Pendant plusieurs mois, la plupart des principaux acteurs du film (Jimmy Williams, Sandy Palm, Donna Cherry, Trudy Adams, Robert Z’Dar, Gerald Okamura, Daniel Kong…) ont donc défilé chez moi, s'asseyant devant le téléviseur qui diffusait les extraits de film les concernant, et relisant leur texte, tandis que moi j'enregistrais leur voix et je les coachais un peu. Pendant le tournage, du fait qu'il fallait aller vite - et surtout du fait que Jimmy ne dirigeait pas ses comédiens - le jeu des acteurs n'était souvent pas très bon. Pendant ces sessions de doublage, ils se voyaient en quelque sorte offrir une seconde chance, et tous ont saisi l'opportunité d'améliorer leur performance.
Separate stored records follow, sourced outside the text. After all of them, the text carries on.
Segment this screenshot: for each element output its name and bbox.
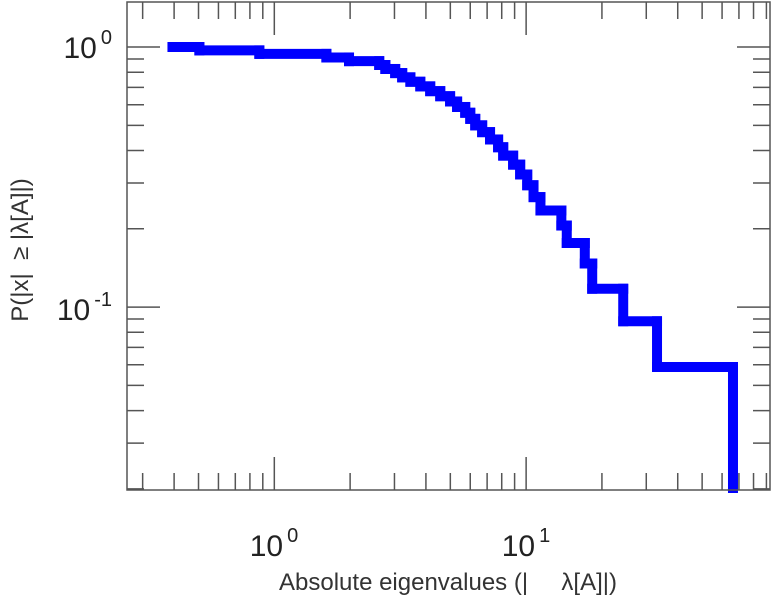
y-axis-title: P(|x| ≥ |λ[A]|)	[7, 178, 34, 321]
plot-frame	[126, 1, 771, 491]
x-axis-title: Absolute eigenvalues (| λ[A]|)	[279, 569, 617, 596]
y-tick-label-10^0: 10 0	[64, 27, 113, 65]
y-tick-label-10^-1: 10 -1	[57, 289, 112, 327]
ccdf-step-series	[167, 42, 738, 493]
x-tick-label-10^1: 10 1	[502, 525, 551, 563]
x-tick-label-10^0: 10 0	[250, 525, 299, 563]
axis-ticks	[127, 2, 770, 490]
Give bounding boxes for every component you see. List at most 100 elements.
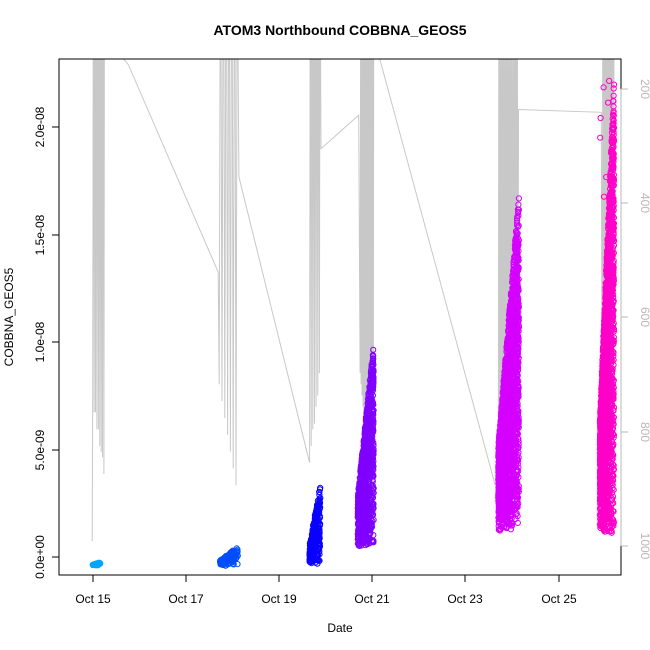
data-point <box>515 454 522 461</box>
data-point <box>507 391 514 398</box>
data-point <box>506 517 514 524</box>
data-point <box>501 392 508 399</box>
data-point <box>508 424 515 431</box>
data-point <box>514 430 521 437</box>
data-point <box>501 509 508 516</box>
data-point <box>367 502 374 509</box>
data-point <box>217 558 224 565</box>
data-point <box>498 403 505 410</box>
chart-title: ATOM3 Northbound COBBNA_GEOS5 <box>213 22 466 38</box>
data-point <box>506 468 513 475</box>
data-point <box>514 411 522 418</box>
data-point <box>515 195 523 202</box>
data-point <box>500 380 507 387</box>
data-point <box>504 444 511 451</box>
data-point <box>506 495 513 502</box>
data-point <box>497 523 504 530</box>
data-point <box>355 494 362 501</box>
data-point <box>223 559 230 566</box>
data-point <box>312 514 319 521</box>
data-point <box>369 352 376 359</box>
data-point <box>513 255 520 262</box>
data-point <box>499 420 506 427</box>
data-point <box>514 209 522 216</box>
data-point <box>364 396 372 403</box>
data-point <box>357 532 364 539</box>
data-point <box>316 488 323 495</box>
data-point <box>515 384 522 391</box>
data-point <box>370 502 377 509</box>
data-point <box>495 454 502 461</box>
data-point <box>354 505 361 512</box>
data-point <box>370 485 377 492</box>
data-point <box>356 508 363 515</box>
data-point <box>510 405 517 412</box>
data-point <box>495 465 502 473</box>
data-point <box>368 459 375 467</box>
data-point <box>511 334 518 341</box>
data-point <box>230 549 238 556</box>
data-point <box>514 220 521 227</box>
data-point <box>496 440 503 447</box>
data-point <box>308 531 316 538</box>
data-point <box>509 468 517 475</box>
data-point <box>509 457 517 464</box>
data-point <box>503 516 511 523</box>
data-point <box>515 338 522 345</box>
data-point <box>362 454 369 462</box>
data-point <box>505 340 512 347</box>
data-point <box>499 427 506 434</box>
data-point <box>356 481 363 488</box>
data-point <box>500 472 507 479</box>
data-point <box>369 517 376 525</box>
data-point <box>309 550 316 557</box>
data-point <box>501 389 508 396</box>
data-point <box>313 551 320 558</box>
data-point <box>511 401 518 408</box>
data-point <box>506 309 513 316</box>
data-point <box>513 472 521 479</box>
data-point <box>361 429 368 436</box>
data-point <box>312 522 319 530</box>
data-point <box>508 279 516 286</box>
data-point <box>316 541 323 548</box>
data-point <box>505 406 512 413</box>
data-point <box>510 471 518 478</box>
data-point <box>505 327 512 334</box>
data-point <box>367 380 374 387</box>
data-point <box>308 552 315 559</box>
data-point <box>505 412 512 419</box>
data-point <box>514 213 521 220</box>
data-point <box>508 332 515 339</box>
data-point <box>499 466 506 473</box>
data-point <box>369 355 377 362</box>
data-point <box>510 438 518 445</box>
data-point <box>499 516 506 524</box>
data-point <box>357 470 364 477</box>
data-point <box>363 413 370 421</box>
data-point <box>499 498 506 505</box>
data-point <box>512 486 519 493</box>
data-point <box>370 448 377 455</box>
data-point <box>225 553 232 560</box>
data-point <box>508 296 515 303</box>
data-point <box>507 319 515 326</box>
data-point <box>515 438 522 445</box>
data-point <box>508 304 516 311</box>
data-point <box>514 217 521 224</box>
data-point <box>495 444 502 451</box>
data-point <box>367 510 374 518</box>
data-point <box>500 407 507 414</box>
data-point <box>515 201 522 208</box>
data-point <box>357 485 364 492</box>
data-point <box>499 410 506 417</box>
data-point <box>496 512 503 519</box>
data-point <box>363 435 370 442</box>
data-point <box>509 399 517 406</box>
data-point <box>313 531 320 538</box>
data-point <box>513 230 520 237</box>
data-point <box>370 516 377 524</box>
data-point <box>514 300 521 307</box>
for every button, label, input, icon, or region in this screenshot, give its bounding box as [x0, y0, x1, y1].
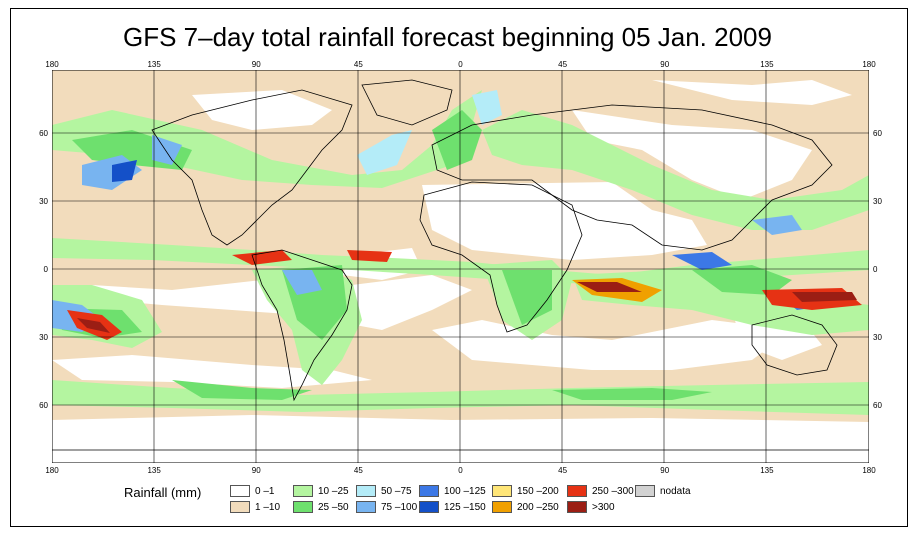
- legend-swatch: [356, 501, 376, 513]
- legend-title: Rainfall (mm): [124, 485, 202, 500]
- legend-label: 100 –125: [444, 486, 486, 497]
- left-tick-label: 30: [39, 197, 48, 206]
- rainfall-map: [52, 70, 869, 463]
- right-tick-label: 30: [873, 197, 882, 206]
- legend-label: 250 –300: [592, 486, 634, 497]
- legend-swatch: [419, 485, 439, 497]
- legend-label: 150 –200: [517, 486, 559, 497]
- bottom-tick-label: 45: [558, 466, 567, 475]
- legend-swatch: [492, 501, 512, 513]
- bottom-tick-label: 135: [760, 466, 774, 475]
- top-tick-label: 45: [558, 60, 567, 69]
- legend-swatch: [635, 485, 655, 497]
- bottom-tick-label: 180: [862, 466, 876, 475]
- legend-label: nodata: [660, 486, 691, 497]
- left-tick-labels: 60 30 0 30 60: [39, 129, 48, 410]
- left-tick-label: 30: [39, 333, 48, 342]
- coastlines: [52, 79, 869, 451]
- legend-swatch: [293, 501, 313, 513]
- top-tick-label: 180: [862, 60, 876, 69]
- legend-label: 0 –1: [255, 486, 275, 497]
- top-tick-label: 135: [147, 60, 161, 69]
- bottom-tick-label: 180: [45, 466, 59, 475]
- legend-swatch: [293, 485, 313, 497]
- top-tick-label: 135: [760, 60, 774, 69]
- right-tick-label: 60: [873, 401, 882, 410]
- left-tick-label: 60: [39, 129, 48, 138]
- legend-label: 10 –25: [318, 486, 349, 497]
- bottom-tick-label: 135: [147, 466, 161, 475]
- legend-swatch: [492, 485, 512, 497]
- legend-swatch: [567, 501, 587, 513]
- bottom-tick-label: 45: [354, 466, 363, 475]
- top-tick-labels: 180 135 90 45 0 45 90 135 180: [45, 60, 876, 69]
- map-title: GFS 7–day total rainfall forecast beginn…: [123, 22, 772, 52]
- legend-label: 50 –75: [381, 486, 412, 497]
- bottom-tick-label: 90: [660, 466, 669, 475]
- top-tick-label: 45: [354, 60, 363, 69]
- left-tick-label: 0: [44, 265, 49, 274]
- legend-swatch: [567, 485, 587, 497]
- right-tick-label: 0: [873, 265, 878, 274]
- legend-swatch: [230, 501, 250, 513]
- legend-swatch: [230, 485, 250, 497]
- left-tick-label: 60: [39, 401, 48, 410]
- legend-label: 200 –250: [517, 502, 559, 513]
- heavy-rain-bands: [67, 250, 862, 340]
- legend-swatch: [419, 501, 439, 513]
- top-tick-label: 90: [252, 60, 261, 69]
- right-tick-label: 30: [873, 333, 882, 342]
- top-tick-label: 90: [660, 60, 669, 69]
- legend-label: 125 –150: [444, 502, 486, 513]
- legend-label: >300: [592, 502, 615, 513]
- top-tick-label: 180: [45, 60, 59, 69]
- legend-swatch: [356, 485, 376, 497]
- bottom-tick-label: 90: [252, 466, 261, 475]
- bottom-tick-label: 0: [458, 466, 463, 475]
- legend-label: 1 –10: [255, 502, 281, 513]
- legend-label: 25 –50: [318, 502, 349, 513]
- figure-frame: [10, 8, 908, 527]
- legend-label: 75 –100: [381, 502, 418, 513]
- right-tick-label: 60: [873, 129, 882, 138]
- graticule: [52, 70, 869, 463]
- bottom-tick-labels: 180 135 90 45 0 45 90 135 180: [45, 466, 876, 475]
- right-tick-labels: 60 30 0 30 60: [873, 129, 882, 410]
- top-tick-label: 0: [458, 60, 463, 69]
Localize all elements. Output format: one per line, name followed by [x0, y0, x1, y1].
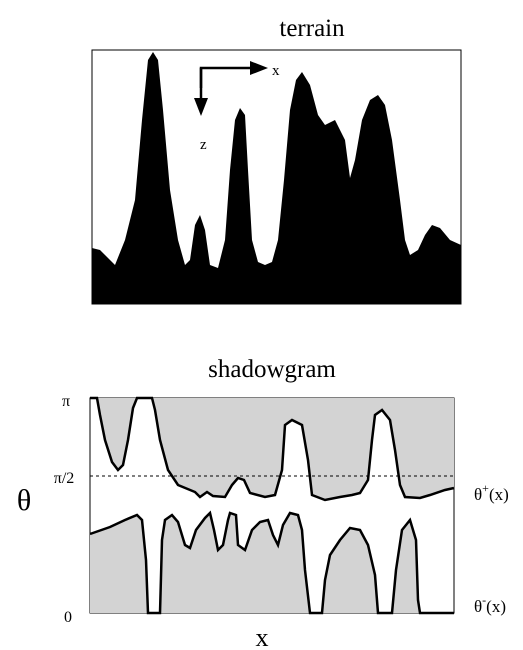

Mais comme la post-production s'est faite deux voire trois ans après le début du tournage, certains comédiens n'étaient plus disponibles pour enregistrer leurs dialogues. C'était notamment le cas de William Smith, et de quasiment tous les rôles secondaires. Du coup je me suis retrouvé à devoir doubler plus d'une vingtaine de personnages (dont un personnage féminin !), ainsi que la totalité des dialogues de Bill Smith. Si vous ajoutez à ça tous les "hiiiiiya !!!", les cris dans les combats, les hurlements de douleur, les grognements étouffés quand un personnage se prend un coup, une balle ou chute au sol etc., au final ma voix est omniprésente dans la version originale de ce film.
»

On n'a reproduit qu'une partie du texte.